Monday, August 12, 2013

Perkembangan Ekonomi Mesir

I.                    Tinjauan Umum

Setelah jatuhnya Hosni Mubarak pada Februari 2011, Mesir memiliki Presiden baru, Mohammed Morsi yang dipilih melalui Pemilu tanggal 24 Juni 2012, sebagai presiden pertama Mesir yang dipilih secara demokratis. Sebuah konstitusi baru yang disusun oleh dewan konstituante yang didominasi oleh kelompok Islam dan disetujui secara tipis oleh para pemilih pada pertengahan Desember 2012 telah secara dramatis membelah negeri ini. Parlemen baru diharapkan akan dibentuk pada akhir 2013, pasca pemilu April 2013 untuk menggantikan lembaga yang didominasi kelompok Islam yang telah dibubarkan oleh Mahkamah Agung pada Juni 2012. Rakyat Mesir saat ini tengah menunggu selesainya transisi pemerintah yang demokratis, namun masih menghadapi banyak tantangan.
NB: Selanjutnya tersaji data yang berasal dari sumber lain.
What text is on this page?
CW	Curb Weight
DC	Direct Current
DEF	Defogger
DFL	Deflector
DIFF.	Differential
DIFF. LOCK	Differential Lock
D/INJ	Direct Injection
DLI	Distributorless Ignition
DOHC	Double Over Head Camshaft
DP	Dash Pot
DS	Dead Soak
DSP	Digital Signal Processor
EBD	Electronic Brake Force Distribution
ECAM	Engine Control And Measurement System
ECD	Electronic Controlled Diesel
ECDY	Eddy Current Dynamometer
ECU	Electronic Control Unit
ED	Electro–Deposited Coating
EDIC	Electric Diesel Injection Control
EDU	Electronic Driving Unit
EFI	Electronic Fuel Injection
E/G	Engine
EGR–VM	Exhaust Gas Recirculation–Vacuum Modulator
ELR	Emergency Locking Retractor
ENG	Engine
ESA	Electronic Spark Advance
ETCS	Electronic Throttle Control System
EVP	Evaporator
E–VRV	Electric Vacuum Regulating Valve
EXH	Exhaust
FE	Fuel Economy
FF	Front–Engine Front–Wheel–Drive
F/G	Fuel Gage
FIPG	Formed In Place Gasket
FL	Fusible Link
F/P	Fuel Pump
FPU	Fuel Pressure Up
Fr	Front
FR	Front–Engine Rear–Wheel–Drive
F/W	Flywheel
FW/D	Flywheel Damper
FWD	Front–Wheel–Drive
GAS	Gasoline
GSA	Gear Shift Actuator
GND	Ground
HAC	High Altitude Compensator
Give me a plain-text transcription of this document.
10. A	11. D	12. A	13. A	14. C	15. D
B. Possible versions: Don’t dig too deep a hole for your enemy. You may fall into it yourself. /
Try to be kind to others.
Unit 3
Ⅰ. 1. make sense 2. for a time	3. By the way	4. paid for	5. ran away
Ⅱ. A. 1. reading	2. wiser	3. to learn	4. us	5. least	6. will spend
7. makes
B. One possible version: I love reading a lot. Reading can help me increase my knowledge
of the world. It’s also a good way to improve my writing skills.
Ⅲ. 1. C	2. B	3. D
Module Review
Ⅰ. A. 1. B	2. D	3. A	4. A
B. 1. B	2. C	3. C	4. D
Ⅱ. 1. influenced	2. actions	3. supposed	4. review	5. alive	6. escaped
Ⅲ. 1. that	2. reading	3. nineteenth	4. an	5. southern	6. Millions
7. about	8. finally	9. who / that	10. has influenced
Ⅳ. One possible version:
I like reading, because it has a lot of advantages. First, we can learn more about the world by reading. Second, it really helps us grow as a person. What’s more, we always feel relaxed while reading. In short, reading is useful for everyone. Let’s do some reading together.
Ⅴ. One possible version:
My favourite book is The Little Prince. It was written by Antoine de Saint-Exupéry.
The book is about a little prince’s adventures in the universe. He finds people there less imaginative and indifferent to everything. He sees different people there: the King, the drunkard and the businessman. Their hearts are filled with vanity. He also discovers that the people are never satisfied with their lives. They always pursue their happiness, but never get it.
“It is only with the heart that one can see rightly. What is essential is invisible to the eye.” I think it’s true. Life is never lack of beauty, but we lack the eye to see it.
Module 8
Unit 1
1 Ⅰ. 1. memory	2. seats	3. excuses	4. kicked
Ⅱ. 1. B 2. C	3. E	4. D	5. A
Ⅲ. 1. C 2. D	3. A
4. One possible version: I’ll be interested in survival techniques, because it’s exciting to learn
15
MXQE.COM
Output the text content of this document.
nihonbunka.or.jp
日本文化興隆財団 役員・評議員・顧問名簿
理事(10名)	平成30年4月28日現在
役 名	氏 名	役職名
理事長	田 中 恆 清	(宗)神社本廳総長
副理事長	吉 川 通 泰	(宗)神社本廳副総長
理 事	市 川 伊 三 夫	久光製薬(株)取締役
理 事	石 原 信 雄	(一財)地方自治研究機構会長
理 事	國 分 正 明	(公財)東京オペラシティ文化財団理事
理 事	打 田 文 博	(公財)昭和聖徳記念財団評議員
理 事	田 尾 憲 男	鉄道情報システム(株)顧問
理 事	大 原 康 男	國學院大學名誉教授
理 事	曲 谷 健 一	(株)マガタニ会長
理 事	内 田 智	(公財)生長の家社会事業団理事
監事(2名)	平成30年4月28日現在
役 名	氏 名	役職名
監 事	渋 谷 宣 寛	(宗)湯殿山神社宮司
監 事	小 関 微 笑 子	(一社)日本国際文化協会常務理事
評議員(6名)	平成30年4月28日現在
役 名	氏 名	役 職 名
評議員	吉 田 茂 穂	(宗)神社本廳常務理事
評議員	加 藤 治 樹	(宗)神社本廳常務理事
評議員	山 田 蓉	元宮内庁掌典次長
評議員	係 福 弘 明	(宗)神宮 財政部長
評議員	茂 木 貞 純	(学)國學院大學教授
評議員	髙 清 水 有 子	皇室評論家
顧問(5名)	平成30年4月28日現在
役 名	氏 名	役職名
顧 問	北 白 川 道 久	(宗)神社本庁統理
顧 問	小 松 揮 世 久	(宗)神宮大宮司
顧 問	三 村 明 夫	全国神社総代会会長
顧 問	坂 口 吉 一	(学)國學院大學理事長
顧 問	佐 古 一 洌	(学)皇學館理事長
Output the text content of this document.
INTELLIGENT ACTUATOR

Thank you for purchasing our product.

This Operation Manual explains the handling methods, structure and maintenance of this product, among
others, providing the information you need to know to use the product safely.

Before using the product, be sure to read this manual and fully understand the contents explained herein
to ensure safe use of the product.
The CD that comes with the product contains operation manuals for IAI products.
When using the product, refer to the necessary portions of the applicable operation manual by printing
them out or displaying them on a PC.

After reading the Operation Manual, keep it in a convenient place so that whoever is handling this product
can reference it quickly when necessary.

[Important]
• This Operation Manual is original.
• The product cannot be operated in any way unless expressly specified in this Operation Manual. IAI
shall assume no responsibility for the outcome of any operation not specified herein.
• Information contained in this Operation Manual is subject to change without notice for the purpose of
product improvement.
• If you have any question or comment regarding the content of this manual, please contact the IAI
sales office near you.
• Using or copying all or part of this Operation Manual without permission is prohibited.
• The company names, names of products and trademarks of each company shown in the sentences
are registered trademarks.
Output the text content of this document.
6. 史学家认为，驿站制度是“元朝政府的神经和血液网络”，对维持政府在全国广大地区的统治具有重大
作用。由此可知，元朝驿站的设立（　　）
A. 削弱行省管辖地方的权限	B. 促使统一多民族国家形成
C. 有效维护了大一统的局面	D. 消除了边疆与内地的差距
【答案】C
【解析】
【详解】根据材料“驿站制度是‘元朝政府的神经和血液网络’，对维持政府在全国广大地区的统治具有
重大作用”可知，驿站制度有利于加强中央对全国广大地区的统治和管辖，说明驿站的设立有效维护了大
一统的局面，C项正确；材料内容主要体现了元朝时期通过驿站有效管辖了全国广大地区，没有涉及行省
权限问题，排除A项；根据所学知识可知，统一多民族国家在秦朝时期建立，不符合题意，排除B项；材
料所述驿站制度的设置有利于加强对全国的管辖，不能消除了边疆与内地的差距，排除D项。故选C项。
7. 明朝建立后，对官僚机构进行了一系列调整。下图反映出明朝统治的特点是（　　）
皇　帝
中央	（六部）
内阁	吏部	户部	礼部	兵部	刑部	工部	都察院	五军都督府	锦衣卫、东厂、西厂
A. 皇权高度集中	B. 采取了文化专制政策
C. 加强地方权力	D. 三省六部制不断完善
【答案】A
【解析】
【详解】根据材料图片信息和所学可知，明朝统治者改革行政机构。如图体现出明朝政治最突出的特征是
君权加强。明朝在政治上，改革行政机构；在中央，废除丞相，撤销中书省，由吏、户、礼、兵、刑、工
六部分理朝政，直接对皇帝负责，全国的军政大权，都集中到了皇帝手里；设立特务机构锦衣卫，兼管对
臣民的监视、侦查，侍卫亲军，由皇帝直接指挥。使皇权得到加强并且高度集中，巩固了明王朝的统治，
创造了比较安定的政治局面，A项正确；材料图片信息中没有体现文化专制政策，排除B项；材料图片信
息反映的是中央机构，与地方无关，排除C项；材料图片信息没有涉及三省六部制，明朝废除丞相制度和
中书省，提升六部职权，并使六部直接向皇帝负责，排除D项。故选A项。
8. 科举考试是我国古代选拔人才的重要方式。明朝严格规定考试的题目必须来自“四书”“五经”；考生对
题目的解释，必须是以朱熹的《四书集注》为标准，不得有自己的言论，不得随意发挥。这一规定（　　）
Pertumbuhan PDB riil turun menjadi 2.2% pada penutupan tahun fiskal Juni 2012, dari 5,1% pada 2009/2010, sebelum revolusi. Berlanjutnya instabilitas politik telah melemahkan pemasukan sektor pariwisata dan penanaman modal asing (PMA). Pertumbuhan ekonomi diperkirakan akan masih melemah, sekitar 2% pada akhir Juni 2013. Sementara itu, penundaan persetujuan pinjaman sebesar USD 4,8 milyar dari IMF yang memerlukan persyaratan adanya peningkatan pajak dan reformasi subsidi serta PNS, telah mendorong Mesir ke jurang krisis skala besar. Pada akhir Januari 2013, nilai kurs Pound Mesir (EGP) terdepresiasi 12,5% dari nilai awal semenjak revolusi. Pasar memperkirkan bahwa nilai pound akan semakin terdepresiasi, antara EGP 7,0 hingga EGP 7,5 per USD dan pasar gelap penukaran valuta semakin berkembang. Pada Juni 2012, utang domestik Mesir dan defisit fiskal masing-masing mencapai 80,3% dan 10,8%, mempersempit ruang gerak pergerakan fiskal.

Kemiskinan tetap tinggi, sekitar 12,5% penduduk Mesir hidup dengan uang kurang dari USD 1,5/ hari pada 2010/2011. Tingkat buta huruf masih tinggi pada kisaran 27% dan terdapat jurang perbedaan pendapatan yang lebar. Badan statistik Mesir melaporkan bahwa tingkat pengangguran sebesar 12,5% pada triwulan III 2012, meskipun beberapa sumber mengindikasikan bahwa tingkat pengangguran sesungguhnya diatas 18%. Lebih dari 3,3 juta penduduk Mesir menganggur, sementara tingkat pengangguran untuk usia 20-24 tahun sebesar 46,4%.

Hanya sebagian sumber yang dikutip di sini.